Jesus told the story of a king who wanted to settle his accounts. One servant owed a staggering debt that he could never pay. The king threatened to sell him and his family until the man got down on his knees and begged for mercy. The king was “moved with compassion, released him, and forgave his debt.”
Wow. Surely that servant learned a lesson in compassion and gratefulness! But what did he do? He found a fellow servant who was in debt to him and refused to forgive the debt even as the man begged for mercy, just as he had. He even throttled him by the throat and threw him in jail.
The king was furious when he learned what happened.
“You wicked servant!” he pronounced. “Should you not also have had compassion on your fellow servant, just as I had pity on you?”
The king threw him back into prison to be punished.

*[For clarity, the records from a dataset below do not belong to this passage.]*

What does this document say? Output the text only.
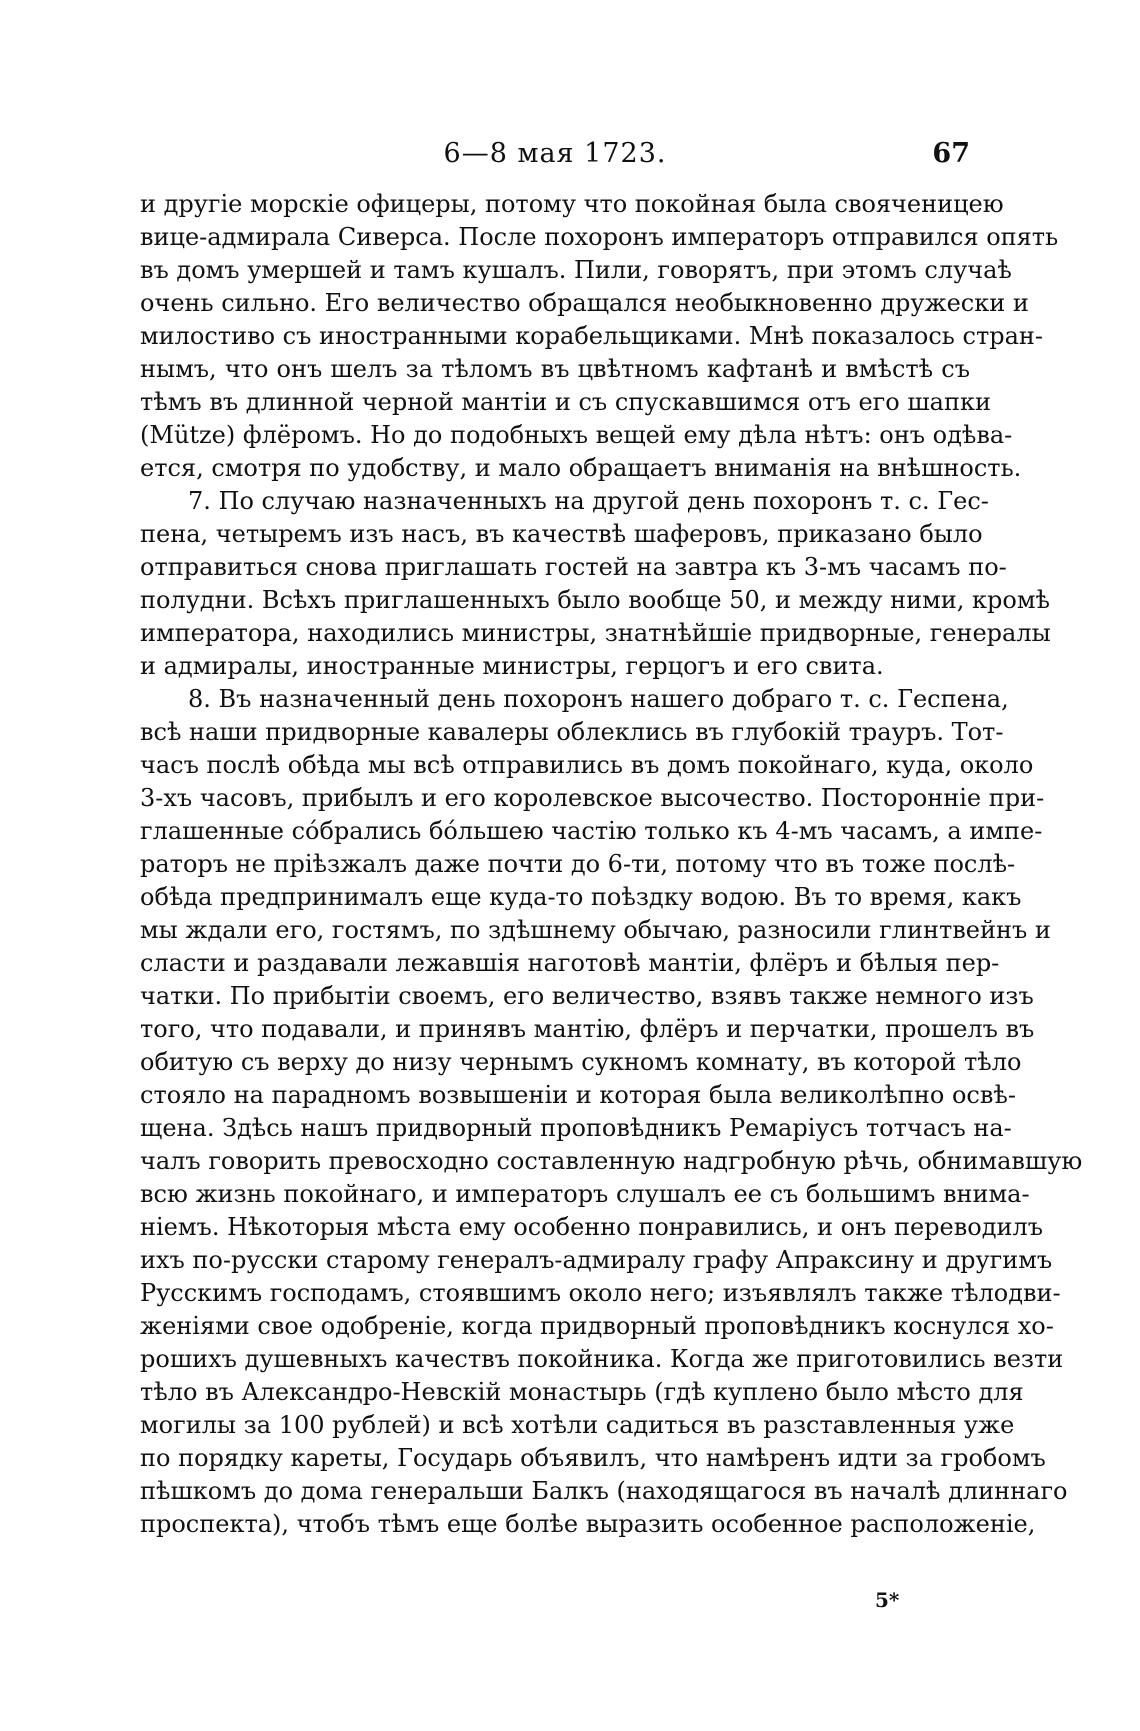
6—8 мая 1723.	67
и другіе морскіе офицеры, потому что покойная была свояченицею
вице-адмирала Сиверса. После похоронъ императоръ отправился опять
въ домъ умершей и тамъ кушалъ. Пили, говорятъ, при этомъ случаѣ
очень сильно. Его величество обращался необыкновенно дружески и
милостиво съ иностранными корабельщиками. Мнѣ показалось стран-
нымъ, что онъ шелъ за тѣломъ въ цвѣтномъ кафтанѣ и вмѣстѣ съ
тѣмъ въ длинной черной мантіи и съ спускавшимся отъ его шапки
(Mütze) флёромъ. Но до подобныхъ вещей ему дѣла нѣтъ: онъ одѣва-
ется, смотря по удобству, и мало обращаетъ вниманія на внѣшность.
7. По случаю назначенныхъ на другой день похоронъ т. с. Гес-
пена, четыремъ изъ насъ, въ качествѣ шаферовъ, приказано было
отправиться снова приглашать гостей на завтра къ 3-мъ часамъ по-
полудни. Всѣхъ приглашенныхъ было вообще 50, и между ними, кромѣ
императора, находились министры, знатнѣйшіе придворные, генералы
и адмиралы, иностранные министры, герцогъ и его свита.
8. Въ назначенный день похоронъ нашего добраго т. с. Геспена,
всѣ наши придворные кавалеры облеклись въ глубокій трауръ. Тот-
часъ послѣ обѣда мы всѣ отправились въ домъ покойнаго, куда, около
3-хъ часовъ, прибылъ и его королевское высочество. Посторонніе при-
глашенные сóбрались бóльшею частію только къ 4-мъ часамъ, а импе-
раторъ не пріѣзжалъ даже почти до 6-ти, потому что въ тоже послѣ-
обѣда предпринималъ еще куда-то поѣздку водою. Въ то время, какъ
мы ждали его, гостямъ, по здѣшнему обычаю, разносили глинтвейнъ и
сласти и раздавали лежавшія наготовѣ мантіи, флёръ и бѣлыя пер-
чатки. По прибытіи своемъ, его величество, взявъ также немного изъ
того, что подавали, и принявъ мантію, флёръ и перчатки, прошелъ въ
обитую съ верху до низу чернымъ сукномъ комнату, въ которой тѣло
стояло на парадномъ возвышеніи и которая была великолѣпно освѣ-
щена. Здѣсь нашъ придворный проповѣдникъ Ремаріусъ тотчасъ на-
чалъ говорить превосходно составленную надгробную рѣчь, обнимавшую
всю жизнь покойнаго, и императоръ слушалъ ее съ большимъ внима-
ніемъ. Нѣкоторыя мѣста ему особенно понравились, и онъ переводилъ
ихъ по-русски старому генералъ-адмиралу графу Апраксину и другимъ
Русскимъ господамъ, стоявшимъ около него; изъявлялъ также тѣлодви-
женіями свое одобреніе, когда придворный проповѣдникъ коснулся хо-
рошихъ душевныхъ качествъ покойника. Когда же приготовились везти
тѣло въ Александро-Невскій монастырь (гдѣ куплено было мѣсто для
могилы за 100 рублей) и всѣ хотѣли садиться въ разставленныя уже
по порядку кареты, Государь объявилъ, что намѣренъ идти за гробомъ
пѣшкомъ до дома генеральши Балкъ (находящагося въ началѣ длиннаго
проспекта), чтобъ тѣмъ еще болѣе выразить особенное расположеніе,
5*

“So My heavenly Father also will do to you if each of you, from his heart, does not forgive his brotherhis trespasses, “ Jesus warned (Matthew 18:35).
The worst prison in the world is the prison of an unforgiving heart. The refusal to forgive brings on the worst kind of self-inflicted punishment.
Jesus is saying, I am going to forgive you for everything you’ve done; you need to forgive anything anyone has done to you, or you will pay the consequences.
Jesus was very serious about this and set the example on the cross. He was betrayed, arrested, tortured, and crucified. And yet what did He say on the cross?
He not only saved us but did something else that is the foundation of the entire kingdom of heaven.
He cried out in His agony, “Father forgive them, for they do not know what they do” (Luke 23:34).
Jesus set the ultimate example of living in forgiveness and grace.